Так с моим ерничаньем и его сердитостью мы в темноте закончили работу, снова сели пить чай. Пришли и разбрелись по комнатам жильцы. Я стал стругать из полена топорище.
— Борис Алексеевич! А где же ты научился работе-то? Ведь штаб-офицер! Неужто у тебя денщика не было? — спросил Иван Филиппович.
— Так ведь артиллерия скочет куда хочет! — отшутился я.
— Так ведь ты, выходит, трудящий. А они тебя объявят неизвестно как! — сказал Иван Филиппович.
— А ты бы им больше обо мне рассказывал! — попенял я.
— Так ведь так доведут своим срамом-то, что в сердцах и выкрикнешь, что раньше-то хозяева-то все блюли! — оправдался Иван Филиппович.
— Ладно, — сказал я.
Я пошел к себе, то есть в бывшую комнату Маши. Едва я зажег лампу, в дверь постучали.
— Честь имею представиться, мещанин Ворзоновский! — то ли изогнулся, то ли повихлялся передо мной жилец лет пятидесяти. — Прошу извинения, что, — он выговорил не «што», а «что», — прошу извинения, что щекотность дела не позволяет ждать ангажемента отношения!
— Что же оно позволяет ждать? — усмехнулся я.
— Я глубоко извиняюсь за наше проживание в вашем доме. Но обстоятельства. Теперь в некотором роде все позволяет быть общим! Тем более я вам уже скажу. Мы потеряли все.

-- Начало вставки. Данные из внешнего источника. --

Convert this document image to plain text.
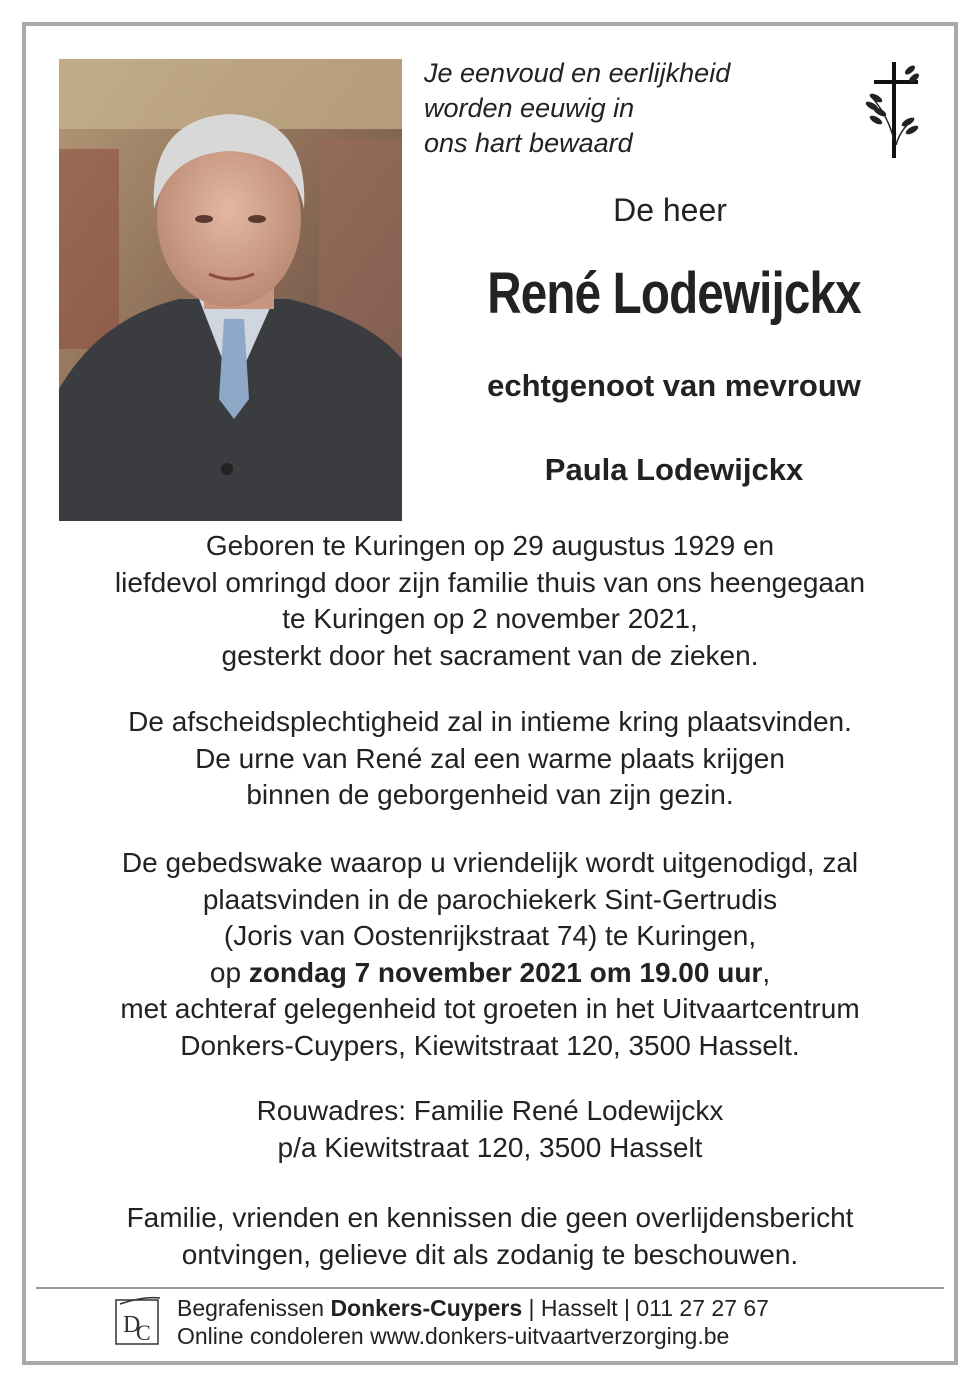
Je eenvoud en eerlijkheid
worden eeuwig in
ons hart bewaard
De heer
René Lodewijckx
echtgenoot van mevrouw
Paula Lodewijckx
Geboren te Kuringen op 29 augustus 1929 en
liefdevol omringd door zijn familie thuis van ons heengegaan
te Kuringen op 2 november 2021,
gesterkt door het sacrament van de zieken.
De afscheidsplechtigheid zal in intieme kring plaatsvinden.
De urne van René zal een warme plaats krijgen
binnen de geborgenheid van zijn gezin.
De gebedswake waarop u vriendelijk wordt uitgenodigd, zal
plaatsvinden in de parochiekerk Sint-Gertrudis
(Joris van Oostenrijkstraat 74) te Kuringen,
op zondag 7 november 2021 om 19.00 uur,
met achteraf gelegenheid tot groeten in het Uitvaartcentrum
Donkers-Cuypers, Kiewitstraat 120, 3500 Hasselt.
Rouwadres: Familie René Lodewijckx
p/a Kiewitstraat 120, 3500 Hasselt
Familie, vrienden en kennissen die geen overlijdensbericht
ontvingen, gelieve dit als zodanig te beschouwen.
D
C
Begrafenissen Donkers-Cuypers | Hasselt | 011 27 27 67
Online condoleren www.donkers-uitvaartverzorging.be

Войну начинают военные, к которым в некотором роде принадлежите вы. А теряют имущество цивильные граждане, к которым принадлежим мы. Тем более что, — он опять сказал через «ч», — тем более что и новая власть подтвердила наше право на ваши комнаты. Вы официр, и вы…
Дальше я слушать не стал.
— Идите спать! — сказал я.
— Знаете, однако времена… — стал он говорить еще что-то.
Я закрыл дверь.
Я не знаю, почему я не заставил их всех вычистить двор, не обошелся с ними, как обошелся с патрулем на Мельковском мосту. Я не знаю, почему я стерпел их неприязнь. Наверно, меня остановил инстинкт самосохранения или еще более инстинкт сохранения дома. Вот, вероятно, потому только я, вопреки себе, оставил жильцов в покое. Они боялись меня. Я был выше. Это меня заставило поступить так, как я поступил.

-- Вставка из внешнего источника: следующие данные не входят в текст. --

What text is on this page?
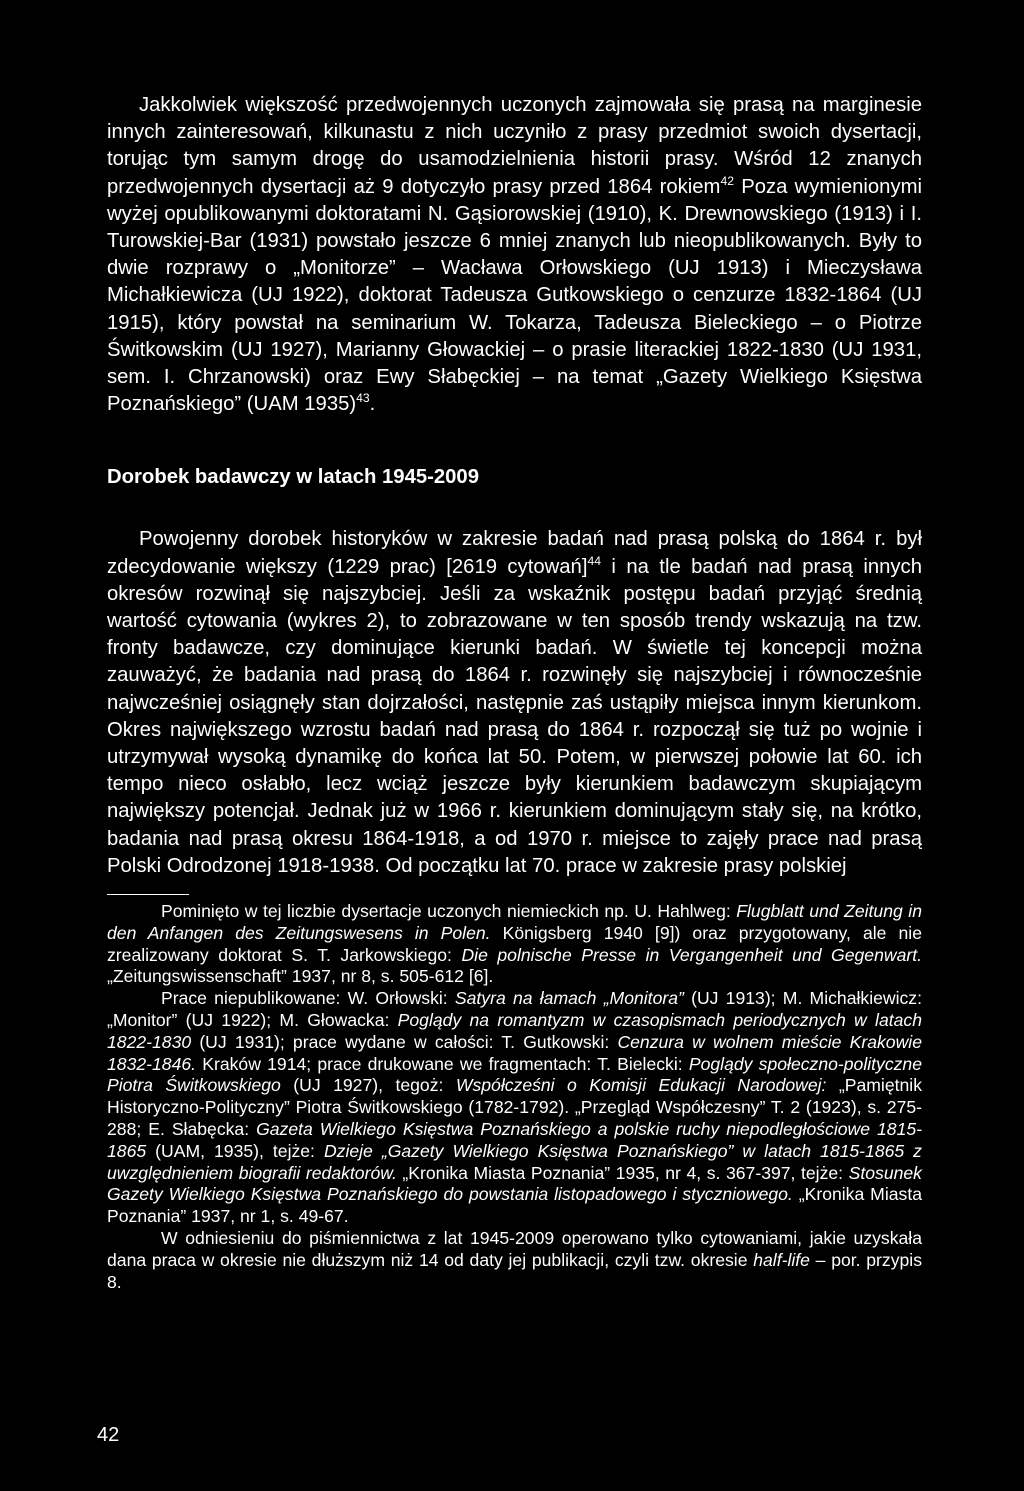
Jakkolwiek większość przedwojennych uczonych zajmowała się prasą na marginesie innych zainteresowań, kilkunastu z nich uczyniło z prasy przedmiot swoich dysertacji, torując tym samym drogę do usamodzielnienia historii prasy. Wśród 12 znanych przedwojennych dysertacji aż 9 dotyczyło prasy przed 1864 rokiem$^{42}$ Poza wymienionymi wyżej opublikowanymi doktoratami N. Gąsiorowskiej (1910), K. Drewnowskiego (1913) i I. Turowskiej-Bar (1931) powstało jeszcze 6 mniej znanych lub nieopublikowanych. Były to dwie rozprawy o „Monitorze” – Wacława Orłowskiego (UJ 1913) i Mieczysława Michałkiewicza (UJ 1922), doktorat Tadeusza Gutkowskiego o cenzurze 1832-1864 (UJ 1915), który powstał na seminarium W. Tokarza, Tadeusza Bieleckiego – o Piotrze Świtkowskim (UJ 1927), Marianny Głowackiej – o prasie literackiej 1822-1830 (UJ 1931, sem. I. Chrzanowski) oraz Ewy Słabęckiej – na temat „Gazety Wielkiego Księstwa Poznańskiego” (UAM 1935)$^{43}$.

Dorobek badawczy w latach 1945-2009

Powojenny dorobek historyków w zakresie badań nad prasą polską do 1864 r. był zdecydowanie większy (1229 prac) [2619 cytowań]$^{44}$ i na tle badań nad prasą innych okresów rozwinął się najszybciej. Jeśli za wskaźnik postępu badań przyjąć średnią wartość cytowania (wykres 2), to zobrazowane w ten sposób trendy wskazują na tzw. fronty badawcze, czy dominujące kierunki badań. W świetle tej koncepcji można zauważyć, że badania nad prasą do 1864 r. rozwinęły się najszybciej i równocześnie najwcześniej osiągnęły stan dojrzałości, następnie zaś ustąpiły miejsca innym kierunkom. Okres największego wzrostu badań nad prasą do 1864 r. rozpoczął się tuż po wojnie i utrzymywał wysoką dynamikę do końca lat 50. Potem, w pierwszej połowie lat 60. ich tempo nieco osłabło, lecz wciąż jeszcze były kierunkiem badawczym skupiającym największy potencjał. Jednak już w 1966 r. kierunkiem dominującym stały się, na krótko, badania nad prasą okresu 1864-1918, a od 1970 r. miejsce to zajęły prace nad prasą Polski Odrodzonej 1918-1938. Od początku lat 70. prace w zakresie prasy polskiej

Pominięto w tej liczbie dysertacje uczonych niemieckich np. U. Hahlweg: Flugblatt und Zeitung in den Anfangen des Zeitungswesens in Polen. Königsberg 1940 [9]) oraz przygotowany, ale nie zrealizowany doktorat S. T. Jarkowskiego: Die polnische Presse in Vergangenheit und Gegenwart. „Zeitungswissenschaft” 1937, nr 8, s. 505-612 [6].

Prace niepublikowane: W. Orłowski: Satyra na łamach „Monitora” (UJ 1913); M. Michałkiewicz: „Monitor” (UJ 1922); M. Głowacka: Poglądy na romantyzm w czasopismach periodycznych w latach 1822-1830 (UJ 1931); prace wydane w całości: T. Gutkowski: Cenzura w wolnem mieście Krakowie 1832-1846. Kraków 1914; prace drukowane we fragmentach: T. Bielecki: Poglądy społeczno-polityczne Piotra Świtkowskiego (UJ 1927), tegoż: Współcześni o Komisji Edukacji Narodowej: „Pamiętnik Historyczno-Polityczny” Piotra Świtkowskiego (1782-1792). „Przegląd Współczesny” T. 2 (1923), s. 275-288; E. Słabęcka: Gazeta Wielkiego Księstwa Poznańskiego a polskie ruchy niepodległościowe 1815-1865 (UAM, 1935), tejże: Dzieje „Gazety Wielkiego Księstwa Poznańskiego” w latach 1815-1865 z uwzględnieniem biografii redaktorów. „Kronika Miasta Poznania” 1935, nr 4, s. 367-397, tejże: Stosunek Gazety Wielkiego Księstwa Poznańskiego do powstania listopadowego i styczniowego. „Kronika Miasta Poznania” 1937, nr 1, s. 49-67.

W odniesieniu do piśmiennictwa z lat 1945-2009 operowano tylko cytowaniami, jakie uzyskała dana praca w okresie nie dłuższym niż 14 od daty jej publikacji, czyli tzw. okresie half-life – por. przypis 8.

42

Опять, как в последнюю мою ночь в штабе корпуса, я спал урывками, все больше не спал, а что-то думал, но за всю ночь ничего определенного не надумал. Определенного взять было неоткуда. Передо мной была ледяная пустыня, ни границ которой, ни времени пребывания в ней я не знал. Я не знал, как поступят со мной в управлении воинского начальника, признают ли во мне прапорщика военного времени или копнут глубже и узнают, что я подполковник. Если копнут и узнают, то, как поступят со мной в этом случае, — я тоже не знал. У меня был за спиной Ташкент, чудом не ставший мне могилой. Бог пронес меня мимо событий в Оренбурге. А здесь, дома, правила какая-то каторжанка Новикова. Здесь, дома, была неизвестно какая власть. И не было кого-то, кто бы подсказал.
Я не решил за ночь, какие документы мне нести в управление воинского начальника — подлинные или фальшивые. Сотник Томлин оказался не таким разгильдяем, каким показал себя в Персии. Я лежал в тифозном бреду, а он мне сделал справку прапорщика Сибирского казачьего полка. Прапорщик военного времени против подполковника с академическим образованием несомненно выигрывал. Но ничего иного в подтверждение прапорщика я предоставить не мог. И таких, как я, скрывающих себя, явно теперь было очень много. И к таким должны были относиться соответственно.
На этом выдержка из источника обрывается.